Before the Warshak decision, the general rule since 1986 had been that police could obtain Americans' e-mail messages that were more than 180 days old with an administrative subpoena or what's known as a 2703(d) order, both of which lack a warrant's probable cause requirement and are less privacy protective. Some e-mail providers, including Google, Microsoft, Yahoo, and Facebook, but not all, have taken the position after Warshak that the Fourth Amendment mandates warrants for e-mail all over the country.

The 180-day rule stems from the Electronic Communications Privacy Act, which was adopted in the era of telephone modems, BBSs, and UUCP links, and long before gigabytes of e-mail stored in the cloud was ever envisioned. Since then, the appeals court ruled in Warshak, technology had changed dramatically: "Since the advent of e-mail, the telephone call and the letter have waned in importance, and an explosion of Internet-based communication has taken place. People are now able to send sensitive and intimate information, instantaneously, to friends, family, and colleagues half a world away... By obtaining access to someone's e-mail, government agents gain the ability to peer deeply into his activities."

A phalanx of companies, including Amazon, Apple, AT&T, eBay, Google, Intel, Microsoft, and Twitter, as well as liberal, conservative, and libertarian advocacy groups, have asked Congress to update ECPA to make it clear that law enforcement needs a warrant to access private communications and the locations of mobile devices.

In November, a Senate panel approved the e-mail warrant requirement, and acted again last month. Rep. Zoe Lofgren, a Democrat whose district includes the heart of Silicon Valley, introduced similar legislation in the House of Representatives.

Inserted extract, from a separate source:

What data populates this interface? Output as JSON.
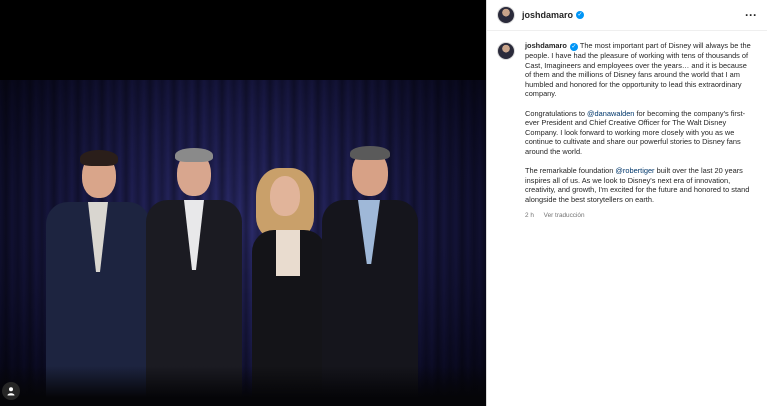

The political pressure, coupled with public petitions and increased adoption of cloud-based services, has had an effect. In 2011, James Baker, the associate deputy attorney general, warned that requiring search warrants to obtain stored e-mail could have an "adverse impact" on criminal investigations. By March 2013, however, Elana Tyrangiel, an acting assistant attorney general, indicated that the department would acquiesce on some privacy reforms.

"They dropped their opposition in Congress, but they're going to try to wiggle out from under the Fourth Amendment whenever possible," says the ACLU's Wessler. "They probably realize that they couldn't figure out a way to respond to hard questions from Congress anymore."

Separately, the New York Times reported Tuesday evening that the Obama administration may embrace the FBI's proposal for a federal law mandating that tech companies build in backdoors for surveillance. CNET reported last year that the FBI has asked the companies not to oppose such legislation, and that the FBI has been building a case for a new law by collecting examples of how communications companies have stymied government agencies.

Last week, FBI former counterterrorism agent Tim Clemente told CNN that, in national security investigations, the bureau can access records of a previously-made telephone call. "All of that stuff is being captured as we speak whether we know it or like it or not," he said. Clemente added in an appearance the next day that, thanks to the "intelligence community" -- a likely reference to the National Security Agency -- "there's a way to look at digital communications in the past."